I learned a great deal at university, about half of it from a man called Raymond Foulk. Ray was not Professor Foulk or even Dr Foulk: Ray was a near contemporary — he was in the year below me — but a mature student, then aged about 44. Shortly before he arrived at the beginning of my second year to read architecture, the college investigated his past life and sought to exile him to first-year accommodation far outside the college walls to prevent him corrupting the youth. There was nothing remotely illegal or nefarious about his past — but he had created and run the three Isle of Wight Festivals with his brother, and the college authorities had somehow become convinced they were admitting a second Howard Marks. This was ironic since, although Ray might have indulged in the odd toke de politesse, he was generally far more abstemious and responsible than the rest of us.

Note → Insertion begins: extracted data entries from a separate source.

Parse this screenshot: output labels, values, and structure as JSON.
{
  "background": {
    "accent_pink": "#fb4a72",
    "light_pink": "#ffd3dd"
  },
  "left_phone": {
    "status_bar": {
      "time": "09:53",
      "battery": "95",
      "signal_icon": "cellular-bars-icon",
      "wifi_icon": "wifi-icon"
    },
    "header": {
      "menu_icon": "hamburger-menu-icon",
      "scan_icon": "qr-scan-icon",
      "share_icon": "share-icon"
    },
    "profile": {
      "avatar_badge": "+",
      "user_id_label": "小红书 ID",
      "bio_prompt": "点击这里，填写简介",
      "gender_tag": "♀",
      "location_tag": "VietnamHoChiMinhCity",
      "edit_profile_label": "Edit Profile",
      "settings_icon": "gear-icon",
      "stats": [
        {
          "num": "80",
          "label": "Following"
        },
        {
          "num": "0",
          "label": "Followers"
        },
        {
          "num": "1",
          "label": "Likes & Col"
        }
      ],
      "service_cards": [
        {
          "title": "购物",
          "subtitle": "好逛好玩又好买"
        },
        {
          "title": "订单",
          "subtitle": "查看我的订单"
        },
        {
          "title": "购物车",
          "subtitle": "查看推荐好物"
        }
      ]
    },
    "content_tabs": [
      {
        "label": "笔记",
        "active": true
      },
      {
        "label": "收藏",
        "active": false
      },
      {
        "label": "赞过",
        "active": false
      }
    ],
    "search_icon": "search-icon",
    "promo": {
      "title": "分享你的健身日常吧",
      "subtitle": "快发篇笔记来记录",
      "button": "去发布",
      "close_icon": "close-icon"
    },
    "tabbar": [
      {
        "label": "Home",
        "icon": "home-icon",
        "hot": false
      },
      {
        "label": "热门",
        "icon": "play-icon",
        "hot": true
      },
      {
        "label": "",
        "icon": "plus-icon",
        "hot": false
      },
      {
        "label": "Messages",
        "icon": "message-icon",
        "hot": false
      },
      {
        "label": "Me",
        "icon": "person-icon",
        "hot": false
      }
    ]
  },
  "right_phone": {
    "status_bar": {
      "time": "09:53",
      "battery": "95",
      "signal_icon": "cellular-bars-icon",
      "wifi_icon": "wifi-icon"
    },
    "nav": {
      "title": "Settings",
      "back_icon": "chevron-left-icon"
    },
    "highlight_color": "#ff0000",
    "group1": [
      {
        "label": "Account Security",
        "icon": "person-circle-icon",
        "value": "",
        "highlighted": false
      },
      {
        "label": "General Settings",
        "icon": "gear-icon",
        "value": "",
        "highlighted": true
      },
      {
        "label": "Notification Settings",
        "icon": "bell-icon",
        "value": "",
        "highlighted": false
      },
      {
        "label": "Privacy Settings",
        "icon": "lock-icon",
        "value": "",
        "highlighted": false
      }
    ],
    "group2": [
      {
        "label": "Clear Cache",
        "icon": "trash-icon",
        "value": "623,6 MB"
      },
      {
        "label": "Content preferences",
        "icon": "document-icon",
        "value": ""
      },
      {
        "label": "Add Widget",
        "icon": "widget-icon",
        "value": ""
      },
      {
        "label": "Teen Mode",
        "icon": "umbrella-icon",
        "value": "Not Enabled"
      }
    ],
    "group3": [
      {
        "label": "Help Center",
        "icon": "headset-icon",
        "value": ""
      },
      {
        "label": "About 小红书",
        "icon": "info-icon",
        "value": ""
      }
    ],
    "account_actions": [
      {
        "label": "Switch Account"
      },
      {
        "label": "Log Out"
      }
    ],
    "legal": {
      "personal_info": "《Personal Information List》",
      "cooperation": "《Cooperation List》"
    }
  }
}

Perhaps some percentage of university places should be reserved for mature students. Most of what you learn at university you learn from your coevals, and there is a limit to what you can learn from people no older than you. Fifteen years before, when I and the rest of my undergraduate cohort were just out of nappies, Ray was variously negotiating with Bob Dylan or Jerry Lee Lewis, investing in the art deco furniture of Émile-Jacques Ruhlmann or flying Buckminster Fuller across the Atlantic to visit Milton Keynes. He drove a 1965 Bentley T1, but later bought a hideous Talbot Solara as a second car. ‘Why would you buy a Talbot Solara when you own a Bentley?’ I asked. His explanation was pure Ray: ‘You need a rotten car to remind yourself how good the Bentley is.’

Ray is one of the best examples of the creative-entrepreneurial mindset I have ever met.